We are not great fans of capitalism here in Sunfu Solutions, thinking the system doomed with incessant ruthless competition, magnifying the worst instincts of mankind, and we would like to describe our medical equipment business as a social enterprise disguised as a business, but no doubt whatever is positive about the capitalist system (innovation, efficiency, drive) must be harnessed. We just did not see that in Enchanted Farm, and we contrast that with Patria restaurant, which has communication problems, as it is not able to communicate to the street where it is located, that it is open to the public. Yet in spite of the complacency, as it has home court advantage of having a contract with the owners of the building to serve its constituency (its employees and seafarer clients), the restaurant management is clearly pushing itself to give healthy and affordable food, great presentation, and efficient service. On the other hand, Enchanted Farm Cafe is in social media, newspapers, and has a band of advocates pushing for it via word of mouth. But can it go beyond the token one-time trial from non-Gawad Kalinga members? To go out of one’s way, in our case from San Juan all the way to Commonwealth? I doubt it, as of today at least, November 1, 2013.

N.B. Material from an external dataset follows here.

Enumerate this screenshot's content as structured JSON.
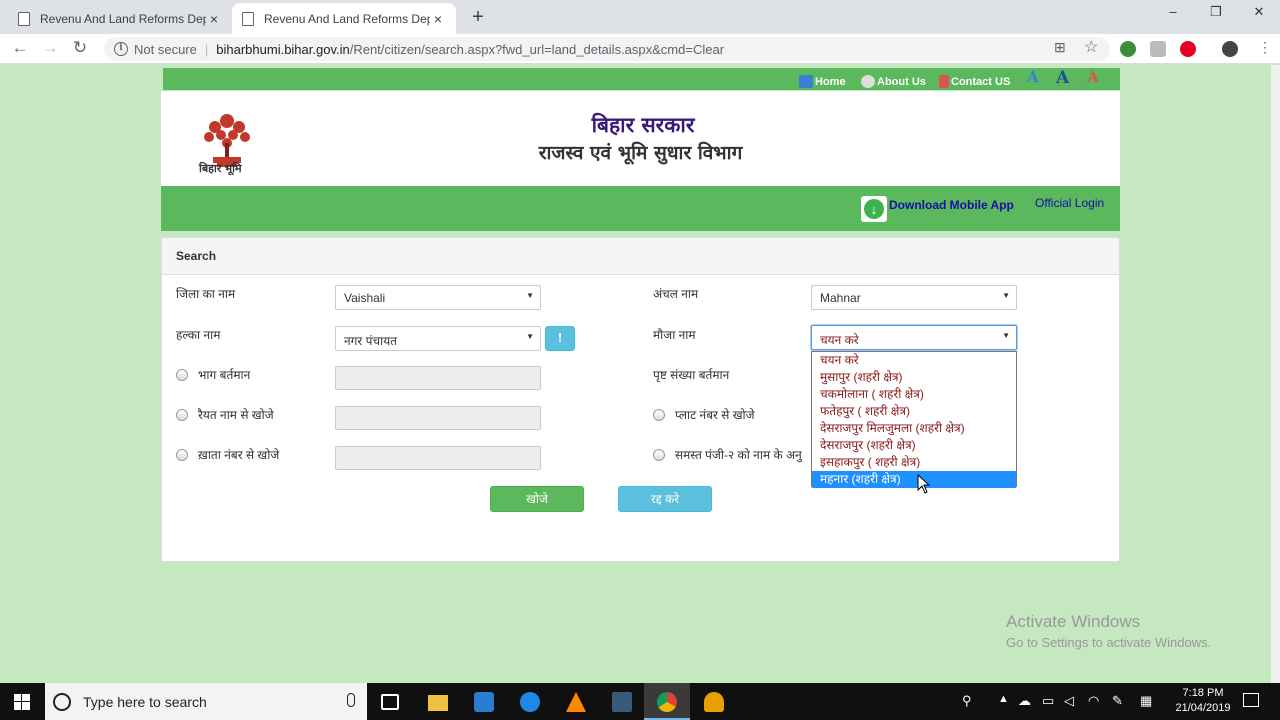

We will not be ambitious in declaring this blog as something that will be updated weekly or even monthly. Most blogs, after the excitement of the first year, die a natural death. But these two restaurants that interest us is also what interest us about health care and medical equipment: we are interested in service, innovation, pushing ourselves to the limit to make a difference, yet making sure our various constituencies will be served well: patients, entrepreneurs, hospital/clinic managers, government health workers, politicians, inventors, manufacturers, medical policy wonks, all of who serve (or harm) the future by touching health policy issues in their daily lives. They may not know it, but the dynamics of the health environment, anywhere, takes so many factors and players to be where it is, good or bad. Washing one’s hands before every meal, a simple procedure, says a lot about the health education of a community. We take our responsibilities seriously, and writing about them and what we think about the world shows our willingness to take time out to reflect, share, and raise the stakes in the bets we are placing.